Clinical Laboratory Blood Processing and the Oxford Raman Technique
Oxford’s Raman spectroscopic technique “only requires a small blood sample which could be developed as a point-of-care test perhaps from one drop of blood,” the researchers wrote. However, Advanced Science News pointed out that required laser microscopy equipment costs more than $250,000.
In their Advanced Science paper, the researchers note that the test could be made more widely available by transferring blood samples collected by local clinical laboratories to diagnostic centers that have the needed hardware.

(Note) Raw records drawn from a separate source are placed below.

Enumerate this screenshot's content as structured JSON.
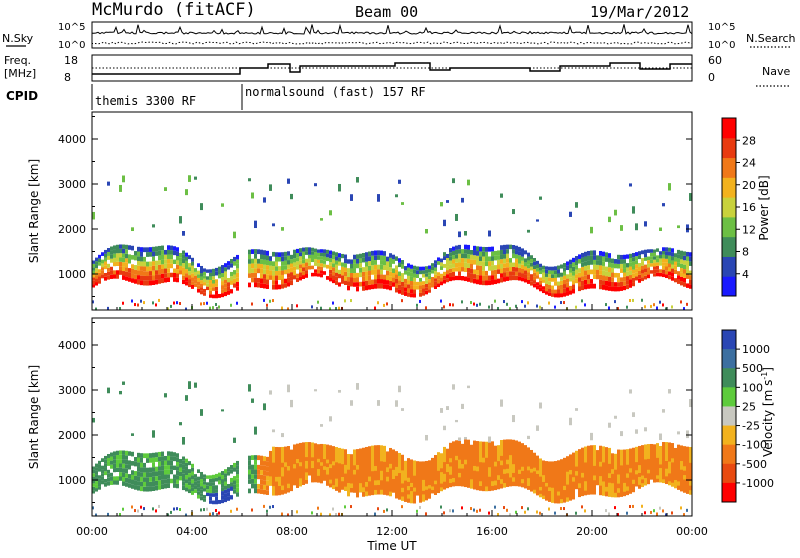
{
  "header": {
    "station": "McMurdo (fitACF)",
    "beam": "Beam 00",
    "date": "19/Mar/2012"
  },
  "top_panels": {
    "nsky_label": "N.Sky",
    "nsearch_label": "N.Search",
    "nsky_ticks": [
      "10^5",
      "10^0"
    ],
    "nsearch_ticks": [
      "10^5",
      "10^0"
    ],
    "freq_label_line1": "Freq.",
    "freq_label_line2": "[MHz]",
    "freq_ticks": [
      "18",
      "8"
    ],
    "nave_label": "Nave",
    "nave_ticks": [
      "60",
      "0"
    ],
    "cpid_label": "CPID",
    "cpid_segments": [
      {
        "label": "themis 3300 RF",
        "start_hour": 0
      },
      {
        "label": "normalsound (fast) 157 RF",
        "start_hour": 6
      }
    ]
  },
  "colors": {
    "power": [
      "#1a1aff",
      "#2a46b4",
      "#3f8c5a",
      "#6cbf44",
      "#c8d23c",
      "#f2b21e",
      "#f07818",
      "#e83a10",
      "#ff0000"
    ],
    "velocity": [
      "#2a46b4",
      "#3c6fa0",
      "#3f8c5a",
      "#5ecb3c",
      "#c8c8c0",
      "#f2b21e",
      "#f07818",
      "#e84a10",
      "#ff0000"
    ]
  },
  "chart_data": [
    {
      "type": "heatmap",
      "name": "power",
      "ylabel": "Slant Range [km]",
      "ylim": [
        200,
        4600
      ],
      "yticks": [
        1000,
        2000,
        3000,
        4000
      ],
      "xlim": [
        0,
        24
      ],
      "colorbar_label": "Power [dB]",
      "colorbar_ticks": [
        4,
        8,
        12,
        16,
        20,
        24,
        28
      ],
      "colorbar_range": [
        0,
        32
      ]
    },
    {
      "type": "heatmap",
      "name": "velocity",
      "ylabel": "Slant Range [km]",
      "ylim": [
        200,
        4600
      ],
      "yticks": [
        1000,
        2000,
        3000,
        4000
      ],
      "xlim": [
        0,
        24
      ],
      "xlabel": "Time UT",
      "xticks": [
        "00:00",
        "04:00",
        "08:00",
        "12:00",
        "16:00",
        "20:00",
        "00:00"
      ],
      "colorbar_label": "Velocity [m s",
      "colorbar_label_sup": "-1",
      "colorbar_label_tail": "]",
      "colorbar_ticks": [
        "1000",
        "500",
        "100",
        "25",
        "-25",
        "-100",
        "-500",
        "-1000"
      ]
    }
  ]
}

“Alternatively, a compact system containing portable Raman instruments could be developed, which would be much cheaper than a standard Raman microscope, and [which] incorporated with microfluidic systems to stream cells through a Raman laser for detection, eliminating the need for lengthy blood sample processing,” the researchers wrote.
They noted that the technique could be adapted to test for other chronic conditions as well, such as MS, fibromyalgia, Lyme disease, and long COVID.
“Our paper is very much a starting point for future research,” Morten told Advanced Science News. “Larger cohorts need to be studied, and if Raman proves useful, we need to think carefully about how a test might be developed.”
Bergquist agreed, stating it’s “not necessarily something you would see in a doctor’s office. It requires a lot of advanced data analysis to use—I still see it as a research methodology. But in the long run, it could be developed into a tool that could be used in a more simplistic way.”
Though a useable diagnostic test may be far off, clinical laboratories should consider how they can aid in ME/CFS research.